1. Les erreurs peuvent relever de la difficulté de compréhension de consignes

La première raison de ces difficultés est que les questions sont plus claires pour celui qui les pose (il connaît la réponse) que pour celui qui les lit (et qui se demande ce qu’il faut répondre). Les élèves savent-ils qu’on attend parfois une réponse brève, une information qui est dans le texte ou un développement ? A la correction, certains répondent : « Mais je le savais ! ».
- Proposer d’effectuer un travail sur la compréhension de consignes (multiplier les consignes à partir d’un même support, analyser et reformuler des consignes, analyser ce dont on a besoin, traduire pour le cycle 3 des consignes injonctives sous forme d’un texte narratif, établir la correspondance entre une série de consignes et une série de réponses). Faire deviner par les élèves les questions possibles. A l’école, les élèves ne font souvent que répondre à des questions, alors que dans la vie, c’est l’individu qui pose des questions. Les évaluations nationales GS/CP, CE2 et 6e accordent une place à la compréhension de consignes. C’est donc qu’elles font partie du processus d’apprentissage et qu’à ce titre, il ne faut pas les négliger !

2. Les erreurs peuvent résulter d’habitudes scolaires et d’un mauvais décodage des attentes.

La classe fonctionne comme une société disposant de ses propres règles, sans que celles-ci soient formellement édictées. Il faut cependant les respecter, car leur transgression est sanctionnée. Elles sont implicites.
- Analyser le contrat didactique et les coutumes en vigueur, et effectuer un travail critique sur les attentes. Rendre les règles explicites, les dire, les écrire. « Ce que j’attends de vous … C’est …. »

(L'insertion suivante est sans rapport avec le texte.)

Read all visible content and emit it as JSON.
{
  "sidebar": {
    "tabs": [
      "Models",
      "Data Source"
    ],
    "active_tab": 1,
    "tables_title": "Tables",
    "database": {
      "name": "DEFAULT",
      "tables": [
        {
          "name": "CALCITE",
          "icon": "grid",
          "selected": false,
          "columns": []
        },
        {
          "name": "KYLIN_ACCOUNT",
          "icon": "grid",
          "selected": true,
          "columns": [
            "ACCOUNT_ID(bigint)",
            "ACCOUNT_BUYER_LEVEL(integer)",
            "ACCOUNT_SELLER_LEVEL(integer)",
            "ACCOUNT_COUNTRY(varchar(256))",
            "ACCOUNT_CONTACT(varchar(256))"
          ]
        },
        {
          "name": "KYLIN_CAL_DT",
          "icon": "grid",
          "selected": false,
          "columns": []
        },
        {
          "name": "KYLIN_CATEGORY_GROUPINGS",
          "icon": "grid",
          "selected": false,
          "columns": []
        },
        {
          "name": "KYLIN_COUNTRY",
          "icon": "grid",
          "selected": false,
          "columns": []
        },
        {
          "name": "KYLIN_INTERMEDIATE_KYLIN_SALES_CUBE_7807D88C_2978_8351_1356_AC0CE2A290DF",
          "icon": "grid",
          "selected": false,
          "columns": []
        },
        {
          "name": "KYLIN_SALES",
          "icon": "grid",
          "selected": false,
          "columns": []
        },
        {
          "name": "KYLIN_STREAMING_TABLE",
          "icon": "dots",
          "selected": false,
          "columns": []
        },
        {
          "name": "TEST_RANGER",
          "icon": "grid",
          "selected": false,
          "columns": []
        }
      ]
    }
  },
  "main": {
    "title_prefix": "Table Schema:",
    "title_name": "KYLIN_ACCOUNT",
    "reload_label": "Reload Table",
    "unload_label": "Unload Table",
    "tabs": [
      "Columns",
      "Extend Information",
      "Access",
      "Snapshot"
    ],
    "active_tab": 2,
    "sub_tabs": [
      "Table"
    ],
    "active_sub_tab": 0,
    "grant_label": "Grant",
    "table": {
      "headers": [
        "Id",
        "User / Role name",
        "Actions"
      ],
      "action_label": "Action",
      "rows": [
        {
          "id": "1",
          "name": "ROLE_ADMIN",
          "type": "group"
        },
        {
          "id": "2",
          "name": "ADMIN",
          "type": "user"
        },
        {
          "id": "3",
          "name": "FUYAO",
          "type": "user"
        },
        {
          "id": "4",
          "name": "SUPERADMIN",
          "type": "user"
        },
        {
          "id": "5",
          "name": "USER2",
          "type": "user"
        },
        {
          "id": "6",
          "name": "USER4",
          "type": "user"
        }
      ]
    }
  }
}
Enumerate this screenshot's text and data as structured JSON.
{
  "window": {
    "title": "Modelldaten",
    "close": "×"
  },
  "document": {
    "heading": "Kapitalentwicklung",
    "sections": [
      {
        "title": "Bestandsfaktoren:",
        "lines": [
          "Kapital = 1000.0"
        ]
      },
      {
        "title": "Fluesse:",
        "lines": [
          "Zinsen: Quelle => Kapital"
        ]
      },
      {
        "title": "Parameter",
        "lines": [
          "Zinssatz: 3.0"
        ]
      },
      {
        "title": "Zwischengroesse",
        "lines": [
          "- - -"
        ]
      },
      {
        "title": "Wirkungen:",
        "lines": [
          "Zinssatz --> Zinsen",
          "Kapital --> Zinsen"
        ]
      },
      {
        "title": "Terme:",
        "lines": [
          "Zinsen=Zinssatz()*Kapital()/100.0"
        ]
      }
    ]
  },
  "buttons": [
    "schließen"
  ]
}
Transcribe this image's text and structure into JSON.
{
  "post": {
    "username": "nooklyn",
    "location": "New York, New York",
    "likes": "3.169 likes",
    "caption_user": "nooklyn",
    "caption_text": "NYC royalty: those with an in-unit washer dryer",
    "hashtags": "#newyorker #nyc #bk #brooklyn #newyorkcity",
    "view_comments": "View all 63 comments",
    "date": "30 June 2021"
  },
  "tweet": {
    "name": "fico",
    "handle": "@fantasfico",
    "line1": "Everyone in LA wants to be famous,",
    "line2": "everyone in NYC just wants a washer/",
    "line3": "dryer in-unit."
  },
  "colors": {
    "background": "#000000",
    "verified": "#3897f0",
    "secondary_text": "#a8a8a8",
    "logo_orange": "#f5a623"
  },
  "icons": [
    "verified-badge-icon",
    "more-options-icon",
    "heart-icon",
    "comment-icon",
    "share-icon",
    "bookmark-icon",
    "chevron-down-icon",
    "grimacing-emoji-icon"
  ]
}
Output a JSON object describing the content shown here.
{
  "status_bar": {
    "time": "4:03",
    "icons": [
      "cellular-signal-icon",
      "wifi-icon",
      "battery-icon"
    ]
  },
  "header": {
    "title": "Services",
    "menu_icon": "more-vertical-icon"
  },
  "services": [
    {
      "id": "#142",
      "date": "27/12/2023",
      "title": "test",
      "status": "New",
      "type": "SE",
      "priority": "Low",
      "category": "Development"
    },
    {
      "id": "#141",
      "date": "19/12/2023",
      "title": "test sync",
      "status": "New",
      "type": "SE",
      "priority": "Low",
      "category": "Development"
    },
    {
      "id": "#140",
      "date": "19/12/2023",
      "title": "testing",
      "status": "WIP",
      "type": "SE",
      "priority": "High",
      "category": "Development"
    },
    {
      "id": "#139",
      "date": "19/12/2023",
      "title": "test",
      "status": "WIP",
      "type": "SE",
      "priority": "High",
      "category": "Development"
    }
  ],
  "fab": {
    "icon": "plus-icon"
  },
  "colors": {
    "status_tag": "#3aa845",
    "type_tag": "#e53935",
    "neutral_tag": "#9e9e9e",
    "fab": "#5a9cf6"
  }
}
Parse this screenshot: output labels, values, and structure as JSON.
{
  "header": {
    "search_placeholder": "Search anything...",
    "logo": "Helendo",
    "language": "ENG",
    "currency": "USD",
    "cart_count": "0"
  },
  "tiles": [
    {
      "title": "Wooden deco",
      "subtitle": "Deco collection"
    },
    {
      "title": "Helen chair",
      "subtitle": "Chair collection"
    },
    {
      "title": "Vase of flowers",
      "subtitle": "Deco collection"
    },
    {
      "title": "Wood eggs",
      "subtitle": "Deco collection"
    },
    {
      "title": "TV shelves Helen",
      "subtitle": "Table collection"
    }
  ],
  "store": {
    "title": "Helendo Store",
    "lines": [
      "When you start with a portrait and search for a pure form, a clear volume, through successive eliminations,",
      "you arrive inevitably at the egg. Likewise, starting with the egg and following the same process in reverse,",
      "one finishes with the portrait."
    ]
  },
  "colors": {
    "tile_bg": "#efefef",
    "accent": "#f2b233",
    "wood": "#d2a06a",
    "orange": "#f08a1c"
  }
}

3. Les erreurs témoignent des conceptions alternatives des élèves (appelées aussi représentations).

Comprendre la signification de ces représentations est un détour indispensable pour modifier le statut que l’on donne à certaines erreurs des élèves.
- De Vecchi et Giordan proposent de les entendre (écoute positive), de les comprendre, de les faire identifier (expression orale, écriture ou dessin), de faire discuter une autre conception (celle d’un élève), de placer l’élève en situation de raisonner par la négative (« Si le soleil n’existait pas ? »), de travailler sur des métaphores (« Si c’était un pays, ce serait… »), de provoquer une contradiction (« En expirant, on rejette du mauvais air, alors pourquoi fait-on du bouche à bouche ? »), de faire jouer des jeux de rôles surtout aux jeunes enfants (« Je suis l’estomac, je suis du fer… »).

4. Les erreurs sont liées aux opérations intellectuelles impliquées.

Gérard Vergnaud montre comment les problèmes qui se résolvent par une addition sont toujours plus faciles s’ils correspondent à un gain plutôt qu’à une perte. Pour le problème suivant « La maîtresse a 42 cahiers et le directeur lui apporte un carton. Elle en a maintenant 67. Quel est le nombre de cahiers apportés par le directeur ? », il faut faire une soustraction dans un problème concernant une augmentation. L’apprentissage de l’addition et de la soustraction, loin de se limiter à un mécanisme de connaissance de base, se construit à long terme. Aussi, les évaluations nationales, avant d’évaluer les élèves, évaluent la plus ou moins grande difficulté des questions pour tous, et elles pourraient signaler aux équipes pédagogiques où se situent les nœuds de difficulté à surveiller dans les progressions.
- Se centrer sur le contenu pour finalement mieux se centrer sur l’élève.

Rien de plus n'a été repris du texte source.